Create tuples with the configuration name and the parameters. The parameter values can be a number only, a list or a numpy array (Obviously passing a number is equal to not specify the variation tuple at all).<br>
Last we specify how many images per combinations will be generated with `n_per_combination`

In [None]:
# particle_number_range = ('particle_number', np.arange(1, image_size*0.1, 10).astype(int))
particle_number_range = ('particle_number', int(0.1*30*30))
particle_mean_size_range = ('particle_size_mean', (2, 3))
lasershape_range = ('laser_shape_factor', (1,10))

n_per_combination = 101

## 3. Generate a list of all config combinations:
Before we can write the data to disk, we generate a `ConfigManager`. This class is initalize by passing a list of all configuration dictionaries that define each image generation. Thus we need 101 configuration dictionaries. Using `build_ConfgManger()` we retrieve the `ConfigManger`-instance by passing the inital config dictionary and the variation tuples from above (so we don't need to deal with building the man config dictionaries ourselves):

In [None]:
CFGs = spi.build_ConfigManager(cfg, [particle_number_range,
                                     particle_mean_size_range,
                                     lasershape_range],
                              per_combination = n_per_combination,
                              shuffle=True)
CFGs

## 4. Write all data to HDF5 files:
With a large amount of parameters the image generation may produce arrays that will blow your RAM. Therefore define the maximal number of images to be created before written to the file. This parameter is called `n_split`. If using `None`, all data is written into a single file. If you pass any integer number, then that number of files will be created. Filenames will look like `<dataset_dir>/ds_000001.hdf` and so on.

In [None]:
%%time
hdf_filename = CFGs.to_hdf(dataset_dir, nproc=1, n_split=1000, overwrite=True)

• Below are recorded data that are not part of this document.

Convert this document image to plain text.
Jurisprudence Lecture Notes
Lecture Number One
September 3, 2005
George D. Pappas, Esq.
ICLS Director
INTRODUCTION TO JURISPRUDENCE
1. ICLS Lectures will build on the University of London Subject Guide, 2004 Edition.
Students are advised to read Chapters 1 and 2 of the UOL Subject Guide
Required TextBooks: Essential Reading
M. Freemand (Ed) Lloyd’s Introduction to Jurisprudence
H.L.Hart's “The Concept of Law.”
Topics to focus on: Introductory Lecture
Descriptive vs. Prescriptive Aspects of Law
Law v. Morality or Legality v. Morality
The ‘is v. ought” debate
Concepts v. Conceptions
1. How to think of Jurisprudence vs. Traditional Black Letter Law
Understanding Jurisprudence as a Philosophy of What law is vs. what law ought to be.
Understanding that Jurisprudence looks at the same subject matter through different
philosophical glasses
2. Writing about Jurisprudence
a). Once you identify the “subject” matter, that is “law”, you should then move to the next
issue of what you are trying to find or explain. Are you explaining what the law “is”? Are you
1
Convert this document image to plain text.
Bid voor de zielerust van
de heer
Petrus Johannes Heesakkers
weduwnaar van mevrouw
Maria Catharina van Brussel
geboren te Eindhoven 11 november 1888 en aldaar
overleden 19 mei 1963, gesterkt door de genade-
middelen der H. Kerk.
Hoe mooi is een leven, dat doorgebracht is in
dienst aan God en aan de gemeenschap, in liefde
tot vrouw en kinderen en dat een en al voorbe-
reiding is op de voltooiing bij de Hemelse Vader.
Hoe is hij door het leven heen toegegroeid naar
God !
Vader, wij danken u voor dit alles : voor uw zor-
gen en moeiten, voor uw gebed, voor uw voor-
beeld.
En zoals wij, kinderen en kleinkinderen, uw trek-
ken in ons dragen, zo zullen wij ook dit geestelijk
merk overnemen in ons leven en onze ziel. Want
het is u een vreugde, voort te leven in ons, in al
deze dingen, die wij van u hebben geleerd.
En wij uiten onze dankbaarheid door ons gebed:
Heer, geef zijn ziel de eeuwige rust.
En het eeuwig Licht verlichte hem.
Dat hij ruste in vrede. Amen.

Let's check if all datasets have a correct `standard_name` based on the Standard Name Table on GitLab: https://git.scc.kit.edu/standard_name_tables/snt_particleimagevelocimetry

In [None]:
import pint

In [None]:
ureg = pint.UnitRegistry()

In [None]:
ureg.pixel

In [None]:
snt = h5tbx.conventions.cflike.standard_name.StandardNameTable.from_gitlab(url='https://git.scc.kit.edu',
                                                                           file_path='particle_image_velocimetry-v1.yaml',
                                                                           project_id='35942',
                                                                           ref_name='main')

In [None]:
snt.check_file(hdf_filename[0], raise_error=True)

In [None]:
with h5tbx.H5File(hdf_filename[0], 'r') as h5:
    h5.dump()
    h5['images'][0, :, :].plot(cmap='gray')

In [None]:
with h5tbx.H5File(hdf_filename[0], 'r') as h5:
    h5['images'][0, :, :].plot.hist(bins=40, xlim=[0, 2**8], xscale='linear', yscale='linear')